Dave Gray's Build-A-Gene Class Notes - Session 1
In session 1, we amplified three items:
- DNA Vector Template - (2070 base pairs) I believe this stretch of DNA contains the bulk of the "vector" including a marker and terminator. The terminator will wind being just after the emGFP coding sequence on the vector and will terminate the production of RNA. The vector template also includes a marker segment. (Need more info on how this will be used.)
- Promoter Template - (500 base pairs?) I believe this includes both the Promoter and the RBS (Ribosomal Binding Site). The Promoter is where RNA polymerase binds to the DNA just before the start of the gene to build RNA. The RBS defines where protein translation from the RNA begins. A ribosome links amino acids together in the order specified by messenger RNA.
- Control - To verify that our technique was sound and that we didn't inadvertently pollute our product with unwanted DNA.
Each of these are mixed with appropriate "primers" and PCR Master mix and then placed into the PCR machine.
The "primer" is a short strand of DNA (an oligonucleotide) that the enzymes can build on to replicate the entire strand we want. It is the starting point of the new strand. It contains a combination of nucleotides that will allow it to uniquely bind to the right starting point because the complementary sequence to the primer appears only one place in the DNA.
The master mix contains the buffer, enzyme and nucleotides. The buffer is a solution with the correct salt and PH levels to support replication. The enzyme does the work of attaching nucleotides to the DNA template to carry out replication.

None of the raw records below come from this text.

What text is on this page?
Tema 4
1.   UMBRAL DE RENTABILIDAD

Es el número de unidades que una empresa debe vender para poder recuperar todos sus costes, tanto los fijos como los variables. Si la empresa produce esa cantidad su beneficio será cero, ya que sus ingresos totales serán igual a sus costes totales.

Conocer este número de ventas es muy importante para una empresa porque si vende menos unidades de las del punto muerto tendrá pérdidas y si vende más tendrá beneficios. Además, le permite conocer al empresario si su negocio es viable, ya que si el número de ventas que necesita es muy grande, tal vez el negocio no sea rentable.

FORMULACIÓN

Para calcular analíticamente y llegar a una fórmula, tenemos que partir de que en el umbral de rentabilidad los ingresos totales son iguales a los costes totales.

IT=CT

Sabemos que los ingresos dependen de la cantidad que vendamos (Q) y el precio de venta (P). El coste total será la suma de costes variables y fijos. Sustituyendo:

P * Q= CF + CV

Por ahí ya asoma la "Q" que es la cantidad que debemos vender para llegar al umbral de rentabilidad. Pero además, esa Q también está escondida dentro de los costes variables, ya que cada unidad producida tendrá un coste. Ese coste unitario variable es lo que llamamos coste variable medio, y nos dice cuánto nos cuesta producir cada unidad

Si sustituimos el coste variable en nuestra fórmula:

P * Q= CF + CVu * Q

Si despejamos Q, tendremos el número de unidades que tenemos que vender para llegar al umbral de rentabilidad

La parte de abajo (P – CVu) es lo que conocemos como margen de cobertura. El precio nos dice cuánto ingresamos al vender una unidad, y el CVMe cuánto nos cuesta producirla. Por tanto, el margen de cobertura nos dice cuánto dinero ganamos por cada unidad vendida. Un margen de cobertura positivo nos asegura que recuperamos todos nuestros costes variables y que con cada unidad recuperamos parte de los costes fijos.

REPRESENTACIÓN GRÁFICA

The PCR machine runs through a number of cycles of heating and cooling. When it heats the mixture to near the boiling point of water, the DNA "denatures" (splits apart). As the mixture cools, the primers "anneal" to the DNA. Then the enzymes attach nucleotides to the primers to extend the complementary DNA strand. With each cycle of heating and cooling, the amount of DNA in the mix doubles, thus growing geometrically.
Note: As I understand it, the bonds that hold the two strands of DNA together are hydrogen bonds. This is the same bond that causes water molecules to stick together. Is that why the strands denature at approximately the boiling point of water - this is the right amount of energy to break hydrogen bonds?
All of this points out that we have to think of the DNA we are producing at three levels with three "starting points". The first level occurs during amplification. There the primers specify the starting point for replication of the DNA. By including a primer in the "forward" direction for one side of the DNA strand and a primer in the "reverse" direction for its complement, we are able to precisely replicate only the portion of the DNA we are interested in.
The second starting point is the promoter. It starts the transcription to RNA from DNA, which stops when it encounters the terminator. The promoter can be strong, weak or operate only in the presence of certain chemicals.
The third starting point begins with the Ribosomal Binding Site and is the point where translation of the RNA to a protein begins assembling amino acids.